On the one hand, I appreciate the old space of the literature classroom, which privileges a present community, the semblance of immediacy, books, and a tolerance for slowness.  On the other hand, I have experienced the excitement and success of new media, which hinges on hyper-mediation, personal space, digital technologies, and fast connections. The question is not which is better, but how to balance these two forums—since this is the double realm we find ourselves in for the time being. 

 

Some argue that books are rapidly approaching extinction (at least in their present form), and that therefore we should be the guardians of the ‘real’ while we can.  Others suggest that books are simply being repackaged—and possibly being made even more widely available while using fewer resources—by devices such as the Amazon Kindle and the iPhone.  Could one maintain the feel of the slow literature classroom if all students were holding such electronic reading devices?  I am not sure, but I would be willing to give this a try. 

 

I admire N. Katherine Hayles’s model of “Google Jockeying,” through which she designates one student every class to operate a computer and call up images and texts that correspond to the live discussions.  This seems to be one way to bring together the old space of the humanities classroom and the new media technologies.  I think it is our duty as instructors to keep up with medial developments while also maintaining the at times counterintuitive praxis of deceleration that a literature classroom can uniquely accommodate.  

2 thoughts on “On the Literature Classroom, Blogs, and the Balance of Old Space and New Media

  1. Thanks Christopher –and best of luck in the Big Easy! “Could one maintain the feel of the slow literature classroom if all students were holding such electronic reading devices (Kindle, IPhone, etc.)?” I wonder about that too.

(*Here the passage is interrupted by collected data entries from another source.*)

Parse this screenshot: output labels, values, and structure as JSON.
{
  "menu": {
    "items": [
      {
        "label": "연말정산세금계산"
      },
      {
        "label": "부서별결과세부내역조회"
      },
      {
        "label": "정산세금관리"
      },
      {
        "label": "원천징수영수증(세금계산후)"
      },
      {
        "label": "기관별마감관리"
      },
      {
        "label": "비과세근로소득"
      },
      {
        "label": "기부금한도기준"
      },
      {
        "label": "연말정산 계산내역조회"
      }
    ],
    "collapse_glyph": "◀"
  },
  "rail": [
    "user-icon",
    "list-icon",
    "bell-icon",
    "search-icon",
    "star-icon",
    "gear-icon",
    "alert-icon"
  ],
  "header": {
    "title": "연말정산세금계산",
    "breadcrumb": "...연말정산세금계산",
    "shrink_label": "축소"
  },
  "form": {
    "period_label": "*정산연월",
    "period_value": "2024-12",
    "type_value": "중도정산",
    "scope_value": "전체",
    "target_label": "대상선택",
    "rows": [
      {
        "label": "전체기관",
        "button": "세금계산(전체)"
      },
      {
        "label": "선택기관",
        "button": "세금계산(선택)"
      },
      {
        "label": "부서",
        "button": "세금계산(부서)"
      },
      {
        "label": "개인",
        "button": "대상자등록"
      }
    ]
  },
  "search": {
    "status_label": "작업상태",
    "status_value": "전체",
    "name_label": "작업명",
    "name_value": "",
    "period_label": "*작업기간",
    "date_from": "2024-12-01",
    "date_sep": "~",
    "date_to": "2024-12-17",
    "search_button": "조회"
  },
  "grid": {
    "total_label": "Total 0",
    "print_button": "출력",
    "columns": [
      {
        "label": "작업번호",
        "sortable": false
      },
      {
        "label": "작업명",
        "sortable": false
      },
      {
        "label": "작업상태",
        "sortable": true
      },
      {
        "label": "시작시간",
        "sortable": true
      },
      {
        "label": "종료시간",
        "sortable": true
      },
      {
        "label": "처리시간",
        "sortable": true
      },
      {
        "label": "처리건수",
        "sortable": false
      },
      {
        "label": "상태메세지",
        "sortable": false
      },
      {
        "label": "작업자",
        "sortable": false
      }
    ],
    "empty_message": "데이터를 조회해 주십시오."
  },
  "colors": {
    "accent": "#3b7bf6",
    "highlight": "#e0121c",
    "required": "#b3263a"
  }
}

The screen culture seems to me fundamentally different than the book culture. Screens make us speed up, surf, stay close to the surface. The book makes us slow down, go deep, move far out. With all those electronic devices in the literature clalssroom we are headed into new territory no doubt. Please keep us posted!

  2. Christopher, the laptop program in my Middle and Upper School classrooms is invaluable. It’s hard to say whether student readings and writings are more thoughtful, but they certainly are more communal. And I’ve found my own eye (and brain) more attuned to the screen moving downwards rather than the page moving back and forth.